I social network hanno la memoria corta o, meglio, come molti casi dimostrano, non perdonano ma dimenticano. Il paradigma del web3.0 ha mostrato in più occasioni di cosa è capace il consumatore – divenuto ormai prosumer – sul terreno dei nuovi media , in particolare dei social network, a dimostrazione di quel che è definito “web potenziato”. Sono trascorse solo due settimane circa dallo scandalo Moncler sollevato dalle indagini di Report circa le presunte irregolarità concernenti le piume (la materia prima), la qualità del prodotto finito, il rispetto per gli animali e la politica poco sensibile al periodo di crisi. In poche parole è possibile racchiudere la questione nella cerchia della responsabilità sociale d’impresa e del dumping.
Nonostante il caos mediatico, il tagboard mostra come l’analisi del sentiment sui social network sia tornato a livello accettabile con valori negativi pari solo al 1% , neutrali al 96% e positivi al 2%.
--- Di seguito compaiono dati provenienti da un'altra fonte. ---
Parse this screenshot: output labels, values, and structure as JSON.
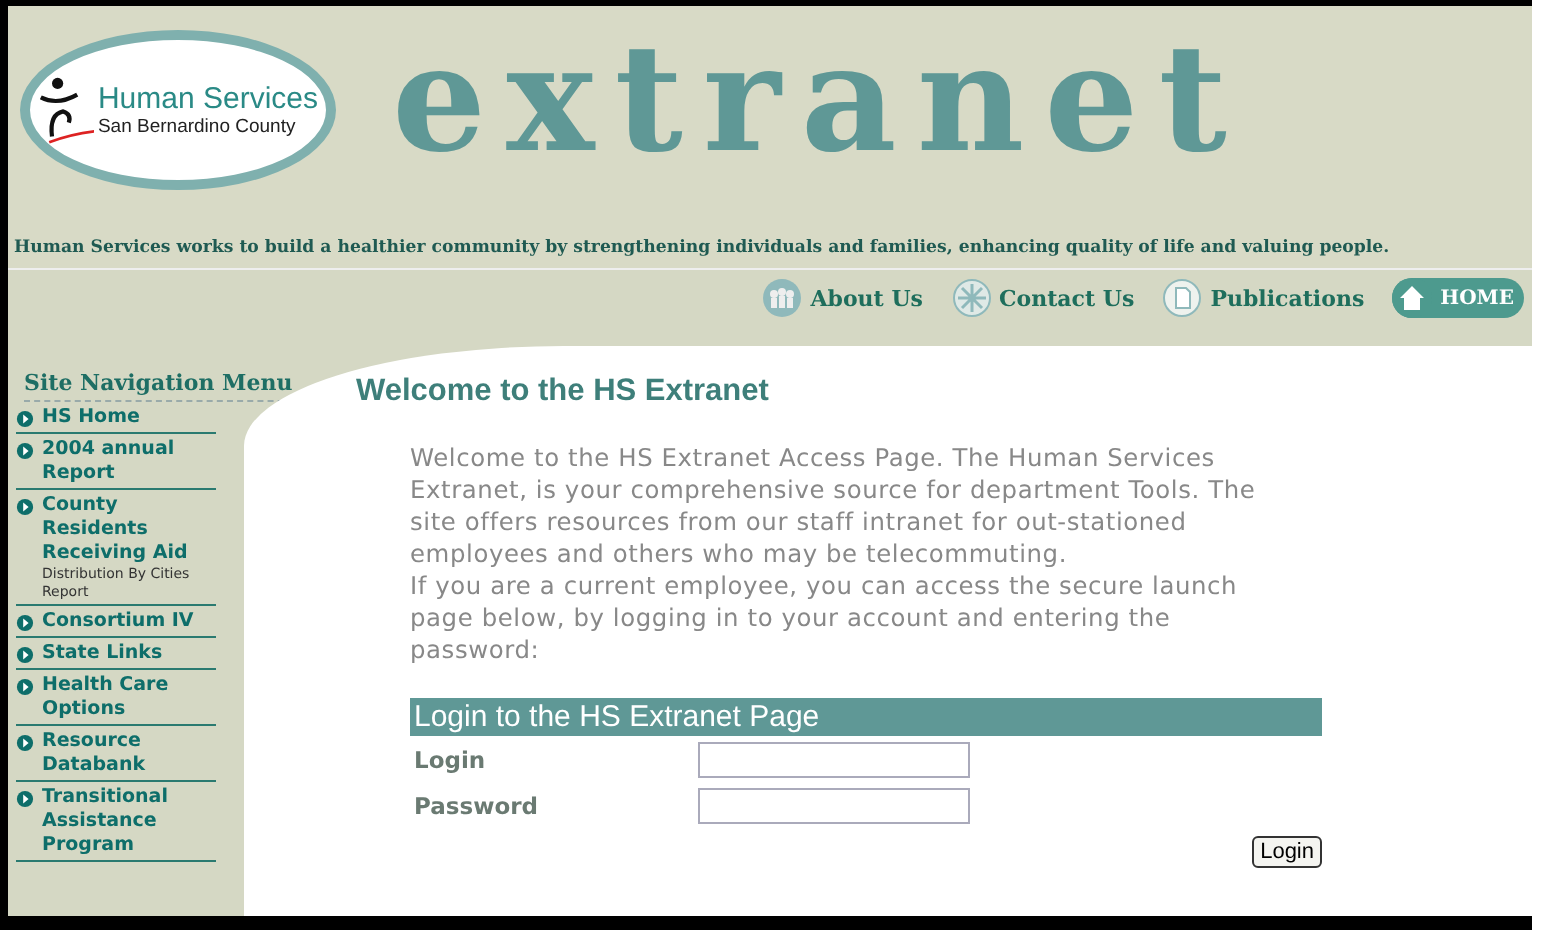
{
  "logo": {
    "title": "Human Services",
    "subtitle": "San Bernardino County"
  },
  "banner_title": "extranet",
  "tagline": "Human Services  works to build a healthier community by strengthening individuals and families, enhancing quality of life and valuing people.",
  "top_nav": [
    {
      "label": "About Us",
      "kind": "people"
    },
    {
      "label": "Contact Us",
      "kind": "star"
    },
    {
      "label": "Publications",
      "kind": "page"
    },
    {
      "label": "HOME",
      "kind": "home"
    }
  ],
  "sidebar": {
    "title": "Site Navigation Menu",
    "items": [
      {
        "label": "HS Home"
      },
      {
        "label": "2004 annual Report"
      },
      {
        "label": "County Residents Receiving Aid",
        "sublabel": "Distribution By Cities Report"
      },
      {
        "label": "Consortium IV"
      },
      {
        "label": "State Links"
      },
      {
        "label": "Health Care Options"
      },
      {
        "label": "Resource Databank"
      },
      {
        "label": "Transitional Assistance Program"
      }
    ]
  },
  "heading": "Welcome to the HS Extranet",
  "paragraphs": [
    "Welcome to the HS Extranet Access Page. The Human Services Extranet, is your comprehensive source for department Tools. The site offers resources from our staff intranet for out-stationed employees and others who may be telecommuting.",
    "If you are a current employee, you can access the secure launch page below, by logging in to your account and entering the password:"
  ],
  "login": {
    "title": "Login to the HS Extranet Page",
    "fields": [
      {
        "label": "Login"
      },
      {
        "label": "Password"
      }
    ],
    "button": "Login"
  }
}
Il meccanismo è piuttosto chiaro.
Nel breve periodo la reputation aziendale perde punti risentendo di un sentiment negativo ma guadagnandone in termini di share. Nel medio-lungo periodo, però, il brand ha l’opportunità di sfruttare i volumi mediatici sviluppati perché l’awareness è un concetto distaccato dall’immagine. Pagare una reputazione negativa con un picco di notorietà notevole può tramutarsi in vantaggio se il brand cavalca l’onda trasmettendo di sè un’immagine positiva e rinnovata.